Remake de la série néerlandaise Overspel, Betrayal est une agréable pause dans la jungle des pilotes saccadés, aux personnages et à l’émotion inexistante. Ce qui fait son atout (sa lenteur) est malheureusement aussi ce qui cause sa perte, Betrayal n’ayant pas fait de bonnes audiences. Que cela ne vous empêche pas d’y jeter un œil.

betrayal scenery

Betrayal prend en effet son temps pour nous raconter cette histoire d’adultère. Notre héroïne, femme mariée avec enfants, est une photographe qui rencontre un autre homme lors d’une exposition. Le coup de foudre est immédiat, et le pilote détaille toute la palette de sentiments pour le décrire : ce regard qui se remet à briller, cette complicité inattendue, et ce, bien avant de parler d’attirance physique. Et puis comme il s’agit d’adultère, il y a évidemment la question de la culpabilité, de la famille qui se rappelle à eux au mauvais moment,… Les visages sont explorés, déchiffrés, les yeux s’humidifient, les regards tremblent, et la caméra fait un superbe boulot pour rendre cette romance bien plus intéressante que tout ce que les chaînes de network nous ont proposé ces dernières années.

betrayal hannah ware

Et ça, ça fait un bien fou. Vous n’imaginez pas mon bonheur de voir presque 40 minutes consacrées à une histoire pourtant vue et revue, mais abordée avec beaucoup de sensibilité, de pudeur, et d’émotion. Car non seulement la réalisation est efficace même si elle utilise des environnements classiques – la nuit étoilée, les gares – mais en plus les acteurs sont très convaincants. J’aimais déjà beaucoup Hannah Ware dans Boss, elle m’a une nouvelle fois prouvé son talent.
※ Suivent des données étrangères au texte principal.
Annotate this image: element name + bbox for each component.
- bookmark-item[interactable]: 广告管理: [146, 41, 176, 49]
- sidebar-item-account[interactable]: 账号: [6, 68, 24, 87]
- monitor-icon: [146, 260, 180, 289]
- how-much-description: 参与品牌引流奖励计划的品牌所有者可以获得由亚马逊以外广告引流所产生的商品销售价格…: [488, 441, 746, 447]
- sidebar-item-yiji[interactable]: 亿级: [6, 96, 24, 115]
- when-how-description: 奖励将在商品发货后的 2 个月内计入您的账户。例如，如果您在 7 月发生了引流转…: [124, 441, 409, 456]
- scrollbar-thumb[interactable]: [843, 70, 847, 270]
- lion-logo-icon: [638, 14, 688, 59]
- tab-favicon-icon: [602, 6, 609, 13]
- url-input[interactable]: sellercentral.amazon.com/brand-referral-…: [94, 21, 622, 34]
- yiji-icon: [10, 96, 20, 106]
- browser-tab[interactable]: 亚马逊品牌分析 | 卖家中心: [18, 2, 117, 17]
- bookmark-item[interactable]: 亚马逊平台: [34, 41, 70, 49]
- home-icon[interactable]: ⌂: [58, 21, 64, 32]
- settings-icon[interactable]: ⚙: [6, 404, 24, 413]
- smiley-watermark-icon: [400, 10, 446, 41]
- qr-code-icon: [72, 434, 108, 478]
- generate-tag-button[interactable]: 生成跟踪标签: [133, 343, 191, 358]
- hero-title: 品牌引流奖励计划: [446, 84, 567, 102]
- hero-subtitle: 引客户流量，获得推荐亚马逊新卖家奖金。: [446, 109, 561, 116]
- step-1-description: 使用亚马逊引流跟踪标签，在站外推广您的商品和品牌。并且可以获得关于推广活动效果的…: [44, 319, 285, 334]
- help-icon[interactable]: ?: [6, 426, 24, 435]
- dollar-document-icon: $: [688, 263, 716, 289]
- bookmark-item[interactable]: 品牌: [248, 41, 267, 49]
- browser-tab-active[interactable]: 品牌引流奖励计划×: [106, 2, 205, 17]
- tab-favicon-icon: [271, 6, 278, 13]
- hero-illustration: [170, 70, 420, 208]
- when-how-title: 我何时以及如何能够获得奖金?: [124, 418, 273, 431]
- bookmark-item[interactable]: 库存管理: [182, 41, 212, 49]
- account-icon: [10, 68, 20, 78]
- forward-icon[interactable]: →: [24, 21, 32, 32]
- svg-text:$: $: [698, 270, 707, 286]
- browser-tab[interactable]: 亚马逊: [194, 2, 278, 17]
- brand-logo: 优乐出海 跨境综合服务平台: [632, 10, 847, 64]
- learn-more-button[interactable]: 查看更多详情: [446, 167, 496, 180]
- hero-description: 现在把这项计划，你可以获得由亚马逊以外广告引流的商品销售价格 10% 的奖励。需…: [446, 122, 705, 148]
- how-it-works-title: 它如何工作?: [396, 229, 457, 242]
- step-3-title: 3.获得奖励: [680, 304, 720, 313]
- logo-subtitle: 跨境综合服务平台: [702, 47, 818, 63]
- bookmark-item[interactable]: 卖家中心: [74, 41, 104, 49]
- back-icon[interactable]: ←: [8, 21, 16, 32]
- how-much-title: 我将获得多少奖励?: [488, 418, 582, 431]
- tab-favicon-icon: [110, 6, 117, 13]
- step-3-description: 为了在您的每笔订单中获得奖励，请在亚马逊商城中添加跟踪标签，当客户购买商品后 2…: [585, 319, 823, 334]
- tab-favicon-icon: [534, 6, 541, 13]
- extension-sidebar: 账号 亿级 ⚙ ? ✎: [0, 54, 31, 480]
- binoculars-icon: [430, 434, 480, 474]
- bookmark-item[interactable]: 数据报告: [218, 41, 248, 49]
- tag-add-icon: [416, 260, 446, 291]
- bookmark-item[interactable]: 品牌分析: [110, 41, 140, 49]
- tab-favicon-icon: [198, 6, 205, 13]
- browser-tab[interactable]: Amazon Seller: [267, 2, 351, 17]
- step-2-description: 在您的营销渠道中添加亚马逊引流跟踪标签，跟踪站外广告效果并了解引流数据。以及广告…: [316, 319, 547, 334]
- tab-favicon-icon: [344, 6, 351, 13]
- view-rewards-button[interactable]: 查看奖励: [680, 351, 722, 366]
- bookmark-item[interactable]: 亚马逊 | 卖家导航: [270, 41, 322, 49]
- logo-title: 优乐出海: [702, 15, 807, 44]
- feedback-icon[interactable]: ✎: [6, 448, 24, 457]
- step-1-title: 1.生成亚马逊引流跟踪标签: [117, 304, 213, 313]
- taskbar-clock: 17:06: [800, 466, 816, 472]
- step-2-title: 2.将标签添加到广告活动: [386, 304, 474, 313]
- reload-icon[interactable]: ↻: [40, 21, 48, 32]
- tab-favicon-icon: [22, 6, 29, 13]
Bravo.

betrayal revelation

Si le pilote nous plonge avec délice dans l’exploration des sentiments, il n’en oublie pas d’épicer la situation : Notre héroïne va finalement s’apercevoir – trop tard – que son mari procureur travaille pour condamner le patron de son amant, suspecté de patauger dans des affaires louches. Et la mort d’une personne dans des circonstances obscures va servir de détonateur…

betrayal flashforward

La trahison du titre s’avère donc bien plus complexe qu’une simple histoire d’adultère, et les intrications entre la vie sentimentale et professionnelle vont avoir de lourdes conséquences. Hélas pour les aborder, le réalisateur commet une grosse faute : celle du fameux flashforward, où notre héroïne blessée par balle est secourue par un homme dont on ignore encore l’identité (son mari ou son amant ?). Pire, il nous la répète en dernière scène au lieu de finir sur la révélation finale. Un peu comme si la chaîne avait insisté pour donner envie aux gens de revenir. Or ce faux suspense ne fonctionne pas. Ce qui donne envie de revenir c’est bien de voir comment nos personnages vont arriver à démêler leurs nœuds.

Au final, malgré quelques longueurs en fin d’épisode, j’ai vraiment été conquis par cette bouffée de fraîcheur sur le network américain. Donnez lui une chance si vous aimez les films romantiques.